The new short-form writing tool that is part of TenMarks Writing. (Amazon Photo)

Amazon is diving deeper into the education market, with a new set of digital tools designed to help teachers mold their students into better writers by leveraging familiar topics and formats.

Starting today, the new writing tools from Amazon’s TenMarks are available for $4 per student per year. The online curriculum includes a digital writing assistant that helps students write essays and teachers grade them, a short-format writing program that calls upon familiar situations such as social media comments and text messages to inspire creativity, and dashboards for teachers.

“There are three guiding tenets for us,” said Meera Vaidyanathan, director of curriculum products for Amazon Education. “One is that we wanted the service to be really easy for teachers to adopt in their classroom and to incorporate no matter what their current writing instruction practices are. The second is that we wanted it to be really easy for students and relevant to them so they would love it from the first moment. And the last is, while we do want to make it easy engaging, we did not want to compromise on the rigor of learning to be a good writer.”

Amazon acquired TenMarks in 2013 to bolster its education offerings. Until now, TenMarks had been focused on mathematics. Amazon made the call to expand TenMarks after hearing from teachers that they wanted more creative ways to help students develop a love of writing.

A recent study found that Google is still on top when it comes to education tech, but it faces plenty of competition from Microsoft, Apple, Amazon and others. Amazon has some catching up to do, but it is making a big push in that area. Last month, the company announced that Amazon Inspire, a site that lets teachers and schools upload and access unlimited educational and classroom resources, is now available to all educators following a year of tinkering.

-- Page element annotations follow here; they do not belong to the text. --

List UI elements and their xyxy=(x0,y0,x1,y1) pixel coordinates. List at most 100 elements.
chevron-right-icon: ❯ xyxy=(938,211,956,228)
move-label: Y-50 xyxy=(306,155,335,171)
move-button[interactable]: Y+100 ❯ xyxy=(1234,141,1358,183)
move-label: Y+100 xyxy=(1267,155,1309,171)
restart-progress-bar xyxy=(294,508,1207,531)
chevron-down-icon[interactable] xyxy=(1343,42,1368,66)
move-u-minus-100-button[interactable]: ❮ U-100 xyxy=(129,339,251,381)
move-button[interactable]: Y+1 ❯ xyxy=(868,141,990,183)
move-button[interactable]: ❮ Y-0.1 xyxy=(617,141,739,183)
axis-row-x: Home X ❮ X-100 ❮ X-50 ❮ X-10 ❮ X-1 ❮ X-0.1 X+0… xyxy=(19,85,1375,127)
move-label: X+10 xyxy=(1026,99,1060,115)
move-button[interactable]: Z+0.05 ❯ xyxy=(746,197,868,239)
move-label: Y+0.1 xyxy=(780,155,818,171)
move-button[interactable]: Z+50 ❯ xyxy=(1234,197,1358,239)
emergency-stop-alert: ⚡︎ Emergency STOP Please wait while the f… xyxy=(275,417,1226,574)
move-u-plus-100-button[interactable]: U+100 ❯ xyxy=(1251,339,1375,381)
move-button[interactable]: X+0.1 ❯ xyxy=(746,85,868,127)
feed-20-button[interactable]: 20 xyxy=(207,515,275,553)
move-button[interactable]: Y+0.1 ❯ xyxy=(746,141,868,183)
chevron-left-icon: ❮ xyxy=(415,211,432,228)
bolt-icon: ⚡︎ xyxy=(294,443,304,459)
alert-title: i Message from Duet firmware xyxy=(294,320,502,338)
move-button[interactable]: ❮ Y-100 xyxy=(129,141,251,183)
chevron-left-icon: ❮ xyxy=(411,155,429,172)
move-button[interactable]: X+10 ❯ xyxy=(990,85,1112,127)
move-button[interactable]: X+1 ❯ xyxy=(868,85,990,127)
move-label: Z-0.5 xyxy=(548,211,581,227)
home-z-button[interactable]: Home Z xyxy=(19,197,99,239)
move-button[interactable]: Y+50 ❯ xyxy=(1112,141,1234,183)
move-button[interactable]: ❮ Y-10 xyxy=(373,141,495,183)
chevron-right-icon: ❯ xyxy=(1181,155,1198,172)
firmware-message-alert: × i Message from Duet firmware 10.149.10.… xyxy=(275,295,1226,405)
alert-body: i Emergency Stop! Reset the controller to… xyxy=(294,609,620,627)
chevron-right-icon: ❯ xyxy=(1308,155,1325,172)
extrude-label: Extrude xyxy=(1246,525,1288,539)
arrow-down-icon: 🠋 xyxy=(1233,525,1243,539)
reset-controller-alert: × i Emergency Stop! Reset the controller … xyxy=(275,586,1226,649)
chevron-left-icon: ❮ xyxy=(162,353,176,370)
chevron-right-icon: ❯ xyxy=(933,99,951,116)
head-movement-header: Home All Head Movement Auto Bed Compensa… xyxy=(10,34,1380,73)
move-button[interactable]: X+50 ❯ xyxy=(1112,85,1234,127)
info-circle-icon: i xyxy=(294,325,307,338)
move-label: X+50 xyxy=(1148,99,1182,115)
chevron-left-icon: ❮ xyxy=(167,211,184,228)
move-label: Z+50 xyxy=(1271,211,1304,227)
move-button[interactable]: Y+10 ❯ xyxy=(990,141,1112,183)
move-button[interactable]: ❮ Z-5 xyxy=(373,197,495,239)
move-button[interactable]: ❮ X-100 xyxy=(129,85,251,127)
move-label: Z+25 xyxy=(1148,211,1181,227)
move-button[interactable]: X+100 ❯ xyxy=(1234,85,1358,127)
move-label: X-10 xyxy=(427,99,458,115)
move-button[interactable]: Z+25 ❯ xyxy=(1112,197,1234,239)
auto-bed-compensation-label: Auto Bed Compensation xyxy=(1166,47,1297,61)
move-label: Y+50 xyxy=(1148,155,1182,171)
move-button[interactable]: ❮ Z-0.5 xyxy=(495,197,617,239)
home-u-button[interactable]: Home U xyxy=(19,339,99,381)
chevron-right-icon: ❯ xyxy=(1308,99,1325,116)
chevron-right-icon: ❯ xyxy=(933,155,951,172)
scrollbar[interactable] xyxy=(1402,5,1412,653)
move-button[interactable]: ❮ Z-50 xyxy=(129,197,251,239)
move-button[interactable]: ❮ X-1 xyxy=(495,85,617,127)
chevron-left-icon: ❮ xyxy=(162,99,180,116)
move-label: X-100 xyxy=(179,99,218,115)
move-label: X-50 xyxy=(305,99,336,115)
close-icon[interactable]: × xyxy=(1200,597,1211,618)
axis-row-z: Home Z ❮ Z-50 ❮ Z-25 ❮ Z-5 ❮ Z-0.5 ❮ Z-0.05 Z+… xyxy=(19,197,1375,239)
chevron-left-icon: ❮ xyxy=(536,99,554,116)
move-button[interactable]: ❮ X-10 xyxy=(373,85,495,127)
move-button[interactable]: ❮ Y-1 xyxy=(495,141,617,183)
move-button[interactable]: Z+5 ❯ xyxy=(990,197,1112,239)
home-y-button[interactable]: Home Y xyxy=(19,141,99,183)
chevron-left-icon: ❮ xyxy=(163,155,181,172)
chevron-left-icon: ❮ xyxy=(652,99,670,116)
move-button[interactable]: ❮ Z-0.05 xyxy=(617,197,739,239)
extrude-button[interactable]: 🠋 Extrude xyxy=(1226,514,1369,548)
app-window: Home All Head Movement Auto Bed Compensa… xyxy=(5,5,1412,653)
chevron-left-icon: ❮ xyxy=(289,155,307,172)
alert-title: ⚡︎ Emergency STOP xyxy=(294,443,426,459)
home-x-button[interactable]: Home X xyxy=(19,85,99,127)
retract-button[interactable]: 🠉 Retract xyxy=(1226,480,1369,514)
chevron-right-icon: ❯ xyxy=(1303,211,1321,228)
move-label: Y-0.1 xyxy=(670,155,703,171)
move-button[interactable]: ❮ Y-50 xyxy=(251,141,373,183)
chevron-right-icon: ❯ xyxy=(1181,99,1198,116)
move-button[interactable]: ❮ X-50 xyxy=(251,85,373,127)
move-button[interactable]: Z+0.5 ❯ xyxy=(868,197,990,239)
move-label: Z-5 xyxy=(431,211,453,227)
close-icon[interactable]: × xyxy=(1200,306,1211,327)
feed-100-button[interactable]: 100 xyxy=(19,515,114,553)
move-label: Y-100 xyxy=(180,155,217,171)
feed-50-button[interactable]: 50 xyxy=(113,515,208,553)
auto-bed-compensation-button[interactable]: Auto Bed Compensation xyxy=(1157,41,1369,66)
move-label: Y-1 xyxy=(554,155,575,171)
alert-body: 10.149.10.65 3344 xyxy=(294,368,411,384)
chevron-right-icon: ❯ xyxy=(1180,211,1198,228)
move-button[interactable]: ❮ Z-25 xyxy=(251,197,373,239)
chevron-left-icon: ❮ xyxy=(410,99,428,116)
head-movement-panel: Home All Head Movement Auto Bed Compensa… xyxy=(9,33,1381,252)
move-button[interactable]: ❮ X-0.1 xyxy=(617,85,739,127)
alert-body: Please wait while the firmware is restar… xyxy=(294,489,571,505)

More than 5,000 educational customers use Amazon Web Services for cloud storage, the company said, and AWS also provides students and educators with access to free content, training, collaboration portals, and access to AWS services through its grant-based AWS Educate program. Amazon also has resources for parents buying school supplies, a device-agnostic content distribution system, a publishing platform and a version of its Prime fast shipping program designed for students.